Updated at 4:59 p.m.

Online travel companies such as Expedia and Travelocity are on the hook for more than $60 million in back sales taxes after a Washington appeals court ruled Thursday that the companies are liable for sales tax on hotel rooms they sell through their websites.

The three-judge panel of the D.C. Court of Appeals rejected the travel companies’ argument that the only taxable transaction was between the customer and the hotel. The court said that the D.C. government can tax the difference between the actual cost of the room, which the hotel receives, and the higher rate the travel companies charge the customer in order to make a profit.

“[T]he meaning of the statute is clear: by imposing tax on the ‘sale or charge . . . for any room . . . furnished to transients by any hotel,’ the sales tax statute is taxing the sales transaction by which a customer purchases a hotel room in the District of Columbia,” Judge Corinne Beckwith wrote for the court. “The OTCs’ retail margins are a part of that sale.”

Last year, the travel companies—Expedia Inc., Hotels.com LP, Hotwire Inc., Orbitz LLC, priceline.com, and Travelocity.com LP—and the city reached an agreement on how much money in back sales taxes the companies would owe if they lost on appeal. According to that agreement, the companies will owe more than $60 million for hotel room sales between 1998 and 2011.

In announcing the agreement last year, the Office of the Attorney General said that if the city prevailed, the monetary recovery would be largest ever for the District through a case that was litigated.

“This is a huge victory for the District’s taxpayers, and it ensures that online travel companies have to follow the same rules as everyone else,”  D.C. Attorney General Karl Racine said in a statement.

Darrel Hieber, a partner at Skadden, Arps, Slate, Meagher & Flom, argued for the online travel companies. He also could not immediately be reached for comment.

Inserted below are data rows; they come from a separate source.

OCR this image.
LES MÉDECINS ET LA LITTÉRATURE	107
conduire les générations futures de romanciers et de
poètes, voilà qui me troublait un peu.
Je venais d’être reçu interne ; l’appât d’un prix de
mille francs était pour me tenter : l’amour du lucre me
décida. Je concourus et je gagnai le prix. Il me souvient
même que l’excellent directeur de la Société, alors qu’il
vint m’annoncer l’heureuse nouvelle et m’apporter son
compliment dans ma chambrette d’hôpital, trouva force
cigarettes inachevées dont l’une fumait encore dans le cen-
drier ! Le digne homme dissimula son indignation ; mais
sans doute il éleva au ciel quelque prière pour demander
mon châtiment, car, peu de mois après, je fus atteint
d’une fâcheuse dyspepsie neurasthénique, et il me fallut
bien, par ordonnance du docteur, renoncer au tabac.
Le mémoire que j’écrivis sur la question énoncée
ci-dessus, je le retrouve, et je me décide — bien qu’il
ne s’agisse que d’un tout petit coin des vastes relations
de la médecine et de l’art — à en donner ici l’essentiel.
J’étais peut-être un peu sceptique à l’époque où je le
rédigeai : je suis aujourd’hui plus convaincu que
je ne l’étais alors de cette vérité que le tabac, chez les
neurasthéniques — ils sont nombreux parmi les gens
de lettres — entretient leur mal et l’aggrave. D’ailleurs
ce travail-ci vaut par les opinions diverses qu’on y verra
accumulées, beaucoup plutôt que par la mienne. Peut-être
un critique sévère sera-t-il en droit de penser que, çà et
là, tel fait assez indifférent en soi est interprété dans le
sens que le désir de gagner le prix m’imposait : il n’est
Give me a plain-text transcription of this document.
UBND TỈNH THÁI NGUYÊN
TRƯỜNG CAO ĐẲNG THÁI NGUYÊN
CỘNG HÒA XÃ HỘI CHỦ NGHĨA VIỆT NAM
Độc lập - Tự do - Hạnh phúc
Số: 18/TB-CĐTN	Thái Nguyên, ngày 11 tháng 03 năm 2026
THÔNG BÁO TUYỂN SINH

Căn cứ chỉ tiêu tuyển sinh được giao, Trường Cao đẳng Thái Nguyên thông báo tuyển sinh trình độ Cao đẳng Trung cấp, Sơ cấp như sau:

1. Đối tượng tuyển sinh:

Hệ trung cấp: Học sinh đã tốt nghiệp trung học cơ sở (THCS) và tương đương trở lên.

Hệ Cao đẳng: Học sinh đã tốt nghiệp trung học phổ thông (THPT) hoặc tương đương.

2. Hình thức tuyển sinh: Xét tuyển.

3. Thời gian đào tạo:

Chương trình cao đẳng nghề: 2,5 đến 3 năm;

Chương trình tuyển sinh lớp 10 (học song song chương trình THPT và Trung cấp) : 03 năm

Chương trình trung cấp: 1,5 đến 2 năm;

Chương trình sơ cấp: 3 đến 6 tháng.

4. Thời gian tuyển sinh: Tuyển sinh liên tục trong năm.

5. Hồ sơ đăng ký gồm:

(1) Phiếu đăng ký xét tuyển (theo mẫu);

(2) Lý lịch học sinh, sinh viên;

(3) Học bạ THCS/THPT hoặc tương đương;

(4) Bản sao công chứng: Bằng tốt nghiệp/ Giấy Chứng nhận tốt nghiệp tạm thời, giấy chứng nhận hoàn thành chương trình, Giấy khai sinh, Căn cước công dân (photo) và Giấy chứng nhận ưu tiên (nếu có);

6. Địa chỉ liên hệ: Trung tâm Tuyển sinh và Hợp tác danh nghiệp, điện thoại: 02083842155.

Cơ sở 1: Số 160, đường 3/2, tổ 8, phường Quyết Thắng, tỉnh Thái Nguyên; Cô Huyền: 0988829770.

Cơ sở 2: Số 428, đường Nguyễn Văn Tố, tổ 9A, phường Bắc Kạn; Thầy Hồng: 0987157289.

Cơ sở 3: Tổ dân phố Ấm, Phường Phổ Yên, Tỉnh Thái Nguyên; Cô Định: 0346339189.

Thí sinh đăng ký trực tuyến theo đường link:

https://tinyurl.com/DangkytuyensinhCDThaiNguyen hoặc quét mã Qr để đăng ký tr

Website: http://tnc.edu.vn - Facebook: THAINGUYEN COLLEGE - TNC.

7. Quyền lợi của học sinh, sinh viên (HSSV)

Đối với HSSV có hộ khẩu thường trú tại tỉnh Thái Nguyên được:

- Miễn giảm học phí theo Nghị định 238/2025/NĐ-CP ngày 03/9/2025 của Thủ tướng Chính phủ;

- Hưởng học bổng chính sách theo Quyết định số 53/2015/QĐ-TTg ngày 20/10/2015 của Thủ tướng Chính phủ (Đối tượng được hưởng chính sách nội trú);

The District charges a sales tax of 14.5 percent on the gross receipts of hotel room sales. The online travel companies argued that the hotel, which furnished the room, was the only taxable vendor when it came to sales taxes. The city countered that the tax should apply to the sale or charge for any room furnished by a hotel, even if the seller—in this case, the online travel companies—did not actually furnish the room.

The court found that the city’s interpretation of local tax law was reasonable. Beckwith wrote that “an examination of the District’s sales tax provisions as a whole lends support to the District’s contention—and the well-reasoned conclusion of the trial court—that the tax is levied on the ‘sale or charge’ for the service, rather than on the provision of the service itself.”

The court also rejected the online travel companies’ argument that it would be unfair to force them to pay back taxes, given the city’s delay in pursuing legal action.

“It is clear from looking at the OTCs’ statements to investors and to the SEC that the OTCs understood, since at least 2002, that they might owe sales tax on the full amount of their merchant model sales,” Beckwith wrote.

The ruling was not a total loss for the online travel companies. The appeals court upheld the trial judge’s ruling that the companies could not be taxed on the “sales tax reimbursement” they charged to customers, which covered the sales tax that the hotel owed for the amount of money it received from the sale of the room.

Judge Theodore Newman joined Beckwith’s opinion. Judge Roy McLeese III agreed that the travel companies were subject to the sales tax, but he wrote in a separate opinion that he would hold the travel companies liable for tax on the full amount of the sale to the customer, including the “sales tax reimbursement.”

Updated with comments from Attorney General Karl Racine.